Coca Cola’s appalling human rights record, combined with its high boycott vulnerability ratio make it the ideal target for a boycott. This is why Max Keiser and Zak Goldsmith have decided to launch a hedge fund, which will be used to buy Coca Cola shares. They will then sell the shares for less than they bought them for, which will bring down their value on the international stock market. They are relying on the continuing boycott of Coca Cola products to bring the share price down still further. They will then buy the shares at a lower price than they sold them for and sell them again for even less. All profits from this venture will be donated to the victims of Coca Cola in countries such as India and Colombia.
Max Keiser and Zak Goldsmith say that for every 1,000 new boycotters, they will increase the size of the hedge fund by £5000. Goldsmith’s Ecologist Magazine will publicize the boycott and audit, track and publish the results. Keiser recommends that pressure groups like Greenpeace and Friends of the Earth should decide what to boycott according to their Boycott Vulnerability Ratio.

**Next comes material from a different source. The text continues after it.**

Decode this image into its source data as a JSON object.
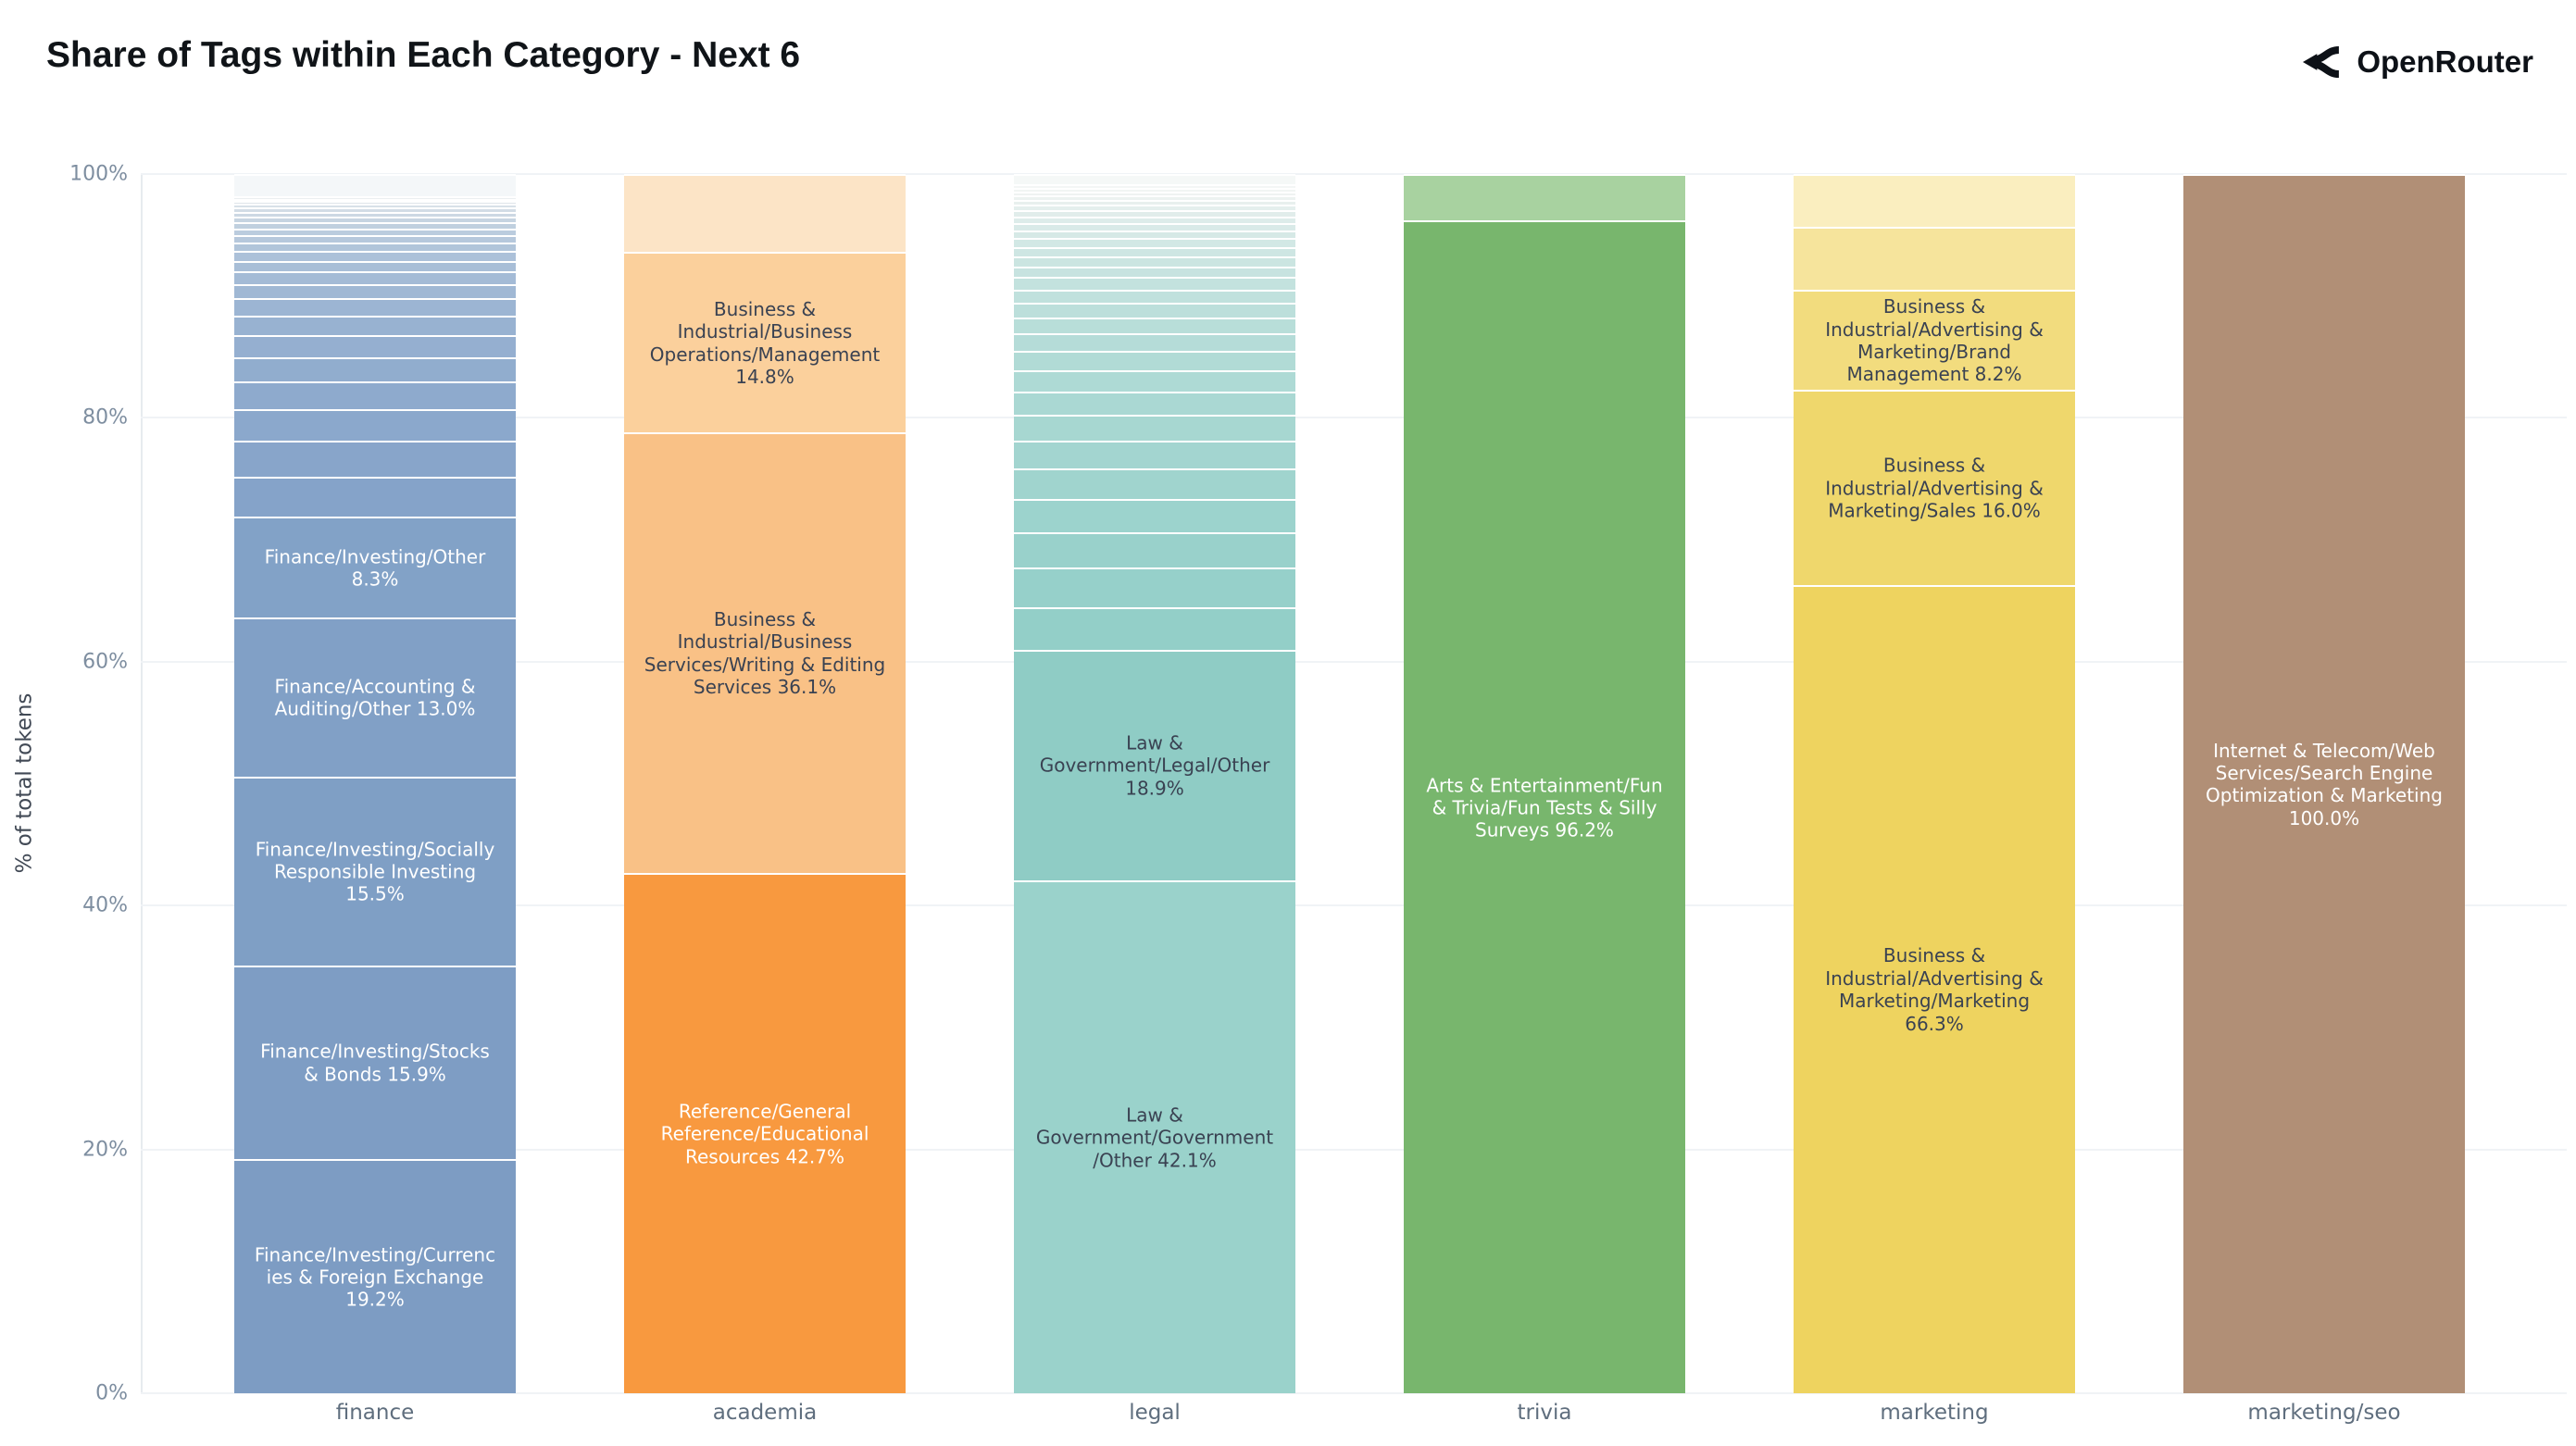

There has been a history of Coca Cola boycotts in many parts of the world. But this is the first time that an investor has become actively involved in a world wide Coca Cola boycott. Max Keiser and Zak Goldsmith deserve our support. There is every reason to hope that they will succeed in bringing down the market value of Coca Cola, but for that they need more people and organisations to join the boycott.